Chocolate Does Not Contain Caffeine

by Manoharini dasi, Abridged from Mark Canizaro's website

Posted September 2, 2007

There is a persistent urban legend that chocolate contains caffeine. It would seem that this rumor is based primarily on a confusion between two similar alkaloids: caffeine and theobromine. Theobromine is the active ingredient in chocolate, and it occurs only in cacao. The two stimulants are related and have a similar structures, but are very different chemicals with different properties, effects and origins. Of course, some chocolate products have added caffeine, but it does not occur naturally in chocolate.

This rumor seems to have a life of its own; it won't go away, and yet, most references to it are references to the urban legend itself. Amusingly, almost all of the chocolate and caffeine references on the Internet are circular. (Follow the references through a few links sometime; you often wind up back at the page where you began.) It is actually quite common to see references that confuse caffeine and theobromine. Many people and some semi-scientific sources confuse the two. Stollwerck, for example, says in one place that chocolate contains 1.2 percent theobromine and 0.2 percent caffeine, but in another place just says 1.4 percent caffeine without mentioning theobromine, which is obviously wrong.

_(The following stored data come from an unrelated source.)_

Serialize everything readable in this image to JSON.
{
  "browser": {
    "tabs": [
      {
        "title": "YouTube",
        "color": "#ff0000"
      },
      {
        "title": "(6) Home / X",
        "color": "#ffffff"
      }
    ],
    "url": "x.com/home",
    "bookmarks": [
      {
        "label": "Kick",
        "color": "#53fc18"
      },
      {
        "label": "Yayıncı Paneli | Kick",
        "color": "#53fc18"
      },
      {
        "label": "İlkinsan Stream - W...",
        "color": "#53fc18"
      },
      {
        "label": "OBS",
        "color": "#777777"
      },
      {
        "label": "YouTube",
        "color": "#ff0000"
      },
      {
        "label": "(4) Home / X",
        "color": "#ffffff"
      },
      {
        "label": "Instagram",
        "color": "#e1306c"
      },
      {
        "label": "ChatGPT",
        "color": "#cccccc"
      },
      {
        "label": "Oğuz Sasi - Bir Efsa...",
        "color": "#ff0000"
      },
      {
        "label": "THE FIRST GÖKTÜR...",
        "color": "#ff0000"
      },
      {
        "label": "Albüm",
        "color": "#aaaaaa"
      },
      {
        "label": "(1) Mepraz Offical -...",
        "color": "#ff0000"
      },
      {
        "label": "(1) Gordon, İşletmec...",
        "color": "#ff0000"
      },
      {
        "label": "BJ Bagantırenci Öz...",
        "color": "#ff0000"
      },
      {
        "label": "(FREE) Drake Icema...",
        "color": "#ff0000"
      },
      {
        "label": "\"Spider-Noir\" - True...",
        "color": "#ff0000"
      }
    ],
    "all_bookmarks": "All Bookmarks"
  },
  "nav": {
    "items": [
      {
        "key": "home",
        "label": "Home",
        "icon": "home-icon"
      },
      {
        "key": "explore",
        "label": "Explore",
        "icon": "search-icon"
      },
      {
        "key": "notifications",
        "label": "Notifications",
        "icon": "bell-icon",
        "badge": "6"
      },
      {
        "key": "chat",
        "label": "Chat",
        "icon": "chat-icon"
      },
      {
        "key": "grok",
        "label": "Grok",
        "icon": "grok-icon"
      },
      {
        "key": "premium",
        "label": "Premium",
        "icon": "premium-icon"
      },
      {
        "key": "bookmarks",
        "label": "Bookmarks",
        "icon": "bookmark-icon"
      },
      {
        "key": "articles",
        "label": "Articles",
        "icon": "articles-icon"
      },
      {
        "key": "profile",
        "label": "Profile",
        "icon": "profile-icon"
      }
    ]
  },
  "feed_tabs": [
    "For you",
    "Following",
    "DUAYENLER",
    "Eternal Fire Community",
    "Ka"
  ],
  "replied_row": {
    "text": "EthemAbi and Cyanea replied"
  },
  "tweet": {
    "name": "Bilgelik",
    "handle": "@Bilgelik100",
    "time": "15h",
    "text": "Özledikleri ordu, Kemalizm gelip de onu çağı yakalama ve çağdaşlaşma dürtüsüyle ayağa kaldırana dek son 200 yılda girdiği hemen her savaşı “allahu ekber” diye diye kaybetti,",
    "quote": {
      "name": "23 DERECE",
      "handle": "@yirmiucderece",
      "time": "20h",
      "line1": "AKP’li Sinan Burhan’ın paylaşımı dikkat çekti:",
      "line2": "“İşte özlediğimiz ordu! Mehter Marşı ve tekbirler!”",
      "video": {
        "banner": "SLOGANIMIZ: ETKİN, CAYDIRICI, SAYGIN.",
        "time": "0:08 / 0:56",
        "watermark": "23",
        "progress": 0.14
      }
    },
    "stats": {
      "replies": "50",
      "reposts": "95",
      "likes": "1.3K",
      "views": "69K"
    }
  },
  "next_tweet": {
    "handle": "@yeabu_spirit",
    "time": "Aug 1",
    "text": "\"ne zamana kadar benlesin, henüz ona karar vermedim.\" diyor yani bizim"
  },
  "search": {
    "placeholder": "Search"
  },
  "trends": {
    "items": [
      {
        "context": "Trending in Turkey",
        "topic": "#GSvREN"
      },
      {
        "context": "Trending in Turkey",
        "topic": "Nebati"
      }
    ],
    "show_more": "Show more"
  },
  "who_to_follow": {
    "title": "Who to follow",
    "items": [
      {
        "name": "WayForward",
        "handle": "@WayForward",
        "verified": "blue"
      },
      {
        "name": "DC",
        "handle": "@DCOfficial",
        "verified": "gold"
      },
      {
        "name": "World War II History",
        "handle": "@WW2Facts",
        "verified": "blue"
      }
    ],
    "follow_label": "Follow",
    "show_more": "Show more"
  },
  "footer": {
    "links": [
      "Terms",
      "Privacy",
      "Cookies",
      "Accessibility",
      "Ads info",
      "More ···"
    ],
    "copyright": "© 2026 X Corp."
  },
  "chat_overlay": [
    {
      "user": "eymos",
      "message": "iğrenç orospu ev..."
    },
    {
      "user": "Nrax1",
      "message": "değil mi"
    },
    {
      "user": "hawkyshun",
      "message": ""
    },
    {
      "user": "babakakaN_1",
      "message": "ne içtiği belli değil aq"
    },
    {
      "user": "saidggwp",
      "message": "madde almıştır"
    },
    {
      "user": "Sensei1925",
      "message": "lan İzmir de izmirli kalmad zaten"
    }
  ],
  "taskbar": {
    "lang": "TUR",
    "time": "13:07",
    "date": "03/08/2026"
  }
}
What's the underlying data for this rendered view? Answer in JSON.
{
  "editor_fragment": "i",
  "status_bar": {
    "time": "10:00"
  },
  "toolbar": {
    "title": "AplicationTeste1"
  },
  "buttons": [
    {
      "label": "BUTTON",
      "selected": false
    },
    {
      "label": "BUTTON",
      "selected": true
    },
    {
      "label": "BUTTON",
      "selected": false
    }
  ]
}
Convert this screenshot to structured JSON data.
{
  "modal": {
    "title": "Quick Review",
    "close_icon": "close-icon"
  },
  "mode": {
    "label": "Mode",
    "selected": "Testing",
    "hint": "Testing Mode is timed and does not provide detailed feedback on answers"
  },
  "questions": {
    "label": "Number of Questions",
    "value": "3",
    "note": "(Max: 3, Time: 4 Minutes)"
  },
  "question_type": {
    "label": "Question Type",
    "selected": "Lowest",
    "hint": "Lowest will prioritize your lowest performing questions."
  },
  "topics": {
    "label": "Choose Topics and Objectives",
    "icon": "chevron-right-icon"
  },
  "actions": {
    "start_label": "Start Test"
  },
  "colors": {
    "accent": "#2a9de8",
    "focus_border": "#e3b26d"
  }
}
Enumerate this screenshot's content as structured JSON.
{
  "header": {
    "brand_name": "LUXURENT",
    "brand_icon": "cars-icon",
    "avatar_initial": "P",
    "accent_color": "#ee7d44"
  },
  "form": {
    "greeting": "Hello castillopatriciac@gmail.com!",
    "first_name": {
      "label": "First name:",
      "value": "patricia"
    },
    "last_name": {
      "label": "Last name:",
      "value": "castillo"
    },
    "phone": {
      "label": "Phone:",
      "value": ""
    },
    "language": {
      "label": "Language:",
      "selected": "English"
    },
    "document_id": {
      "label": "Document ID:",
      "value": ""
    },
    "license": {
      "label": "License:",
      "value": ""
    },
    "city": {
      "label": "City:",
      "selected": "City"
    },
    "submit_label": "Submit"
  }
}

There is no scientific substantiation that chocolate contains caffeine, and a great deal of evidence that it does not. The Biochemist (April/May 1993, p. 15) did chemical composition tests where they specifically distinguished between caffeine and theobromine. They found regularly up to 1.3 percent by weight theobromine in chocolate. . . . They could not detect any caffeine at all. I have yet to see a dependable chemical reference that includes caffeine in chocolate. The Merck Index, 12th Edition, says that a very small amount of caffeine is found in the hulls of of the cacao seeds, but the hulls are discarded before processing.

People seem to assume that caffeine is the only stimulant. Theobromine clearly has stimulant properties, so people reflexively attribute those effects to caffeine -- even though many of the effects are fundamentally different from caffeine.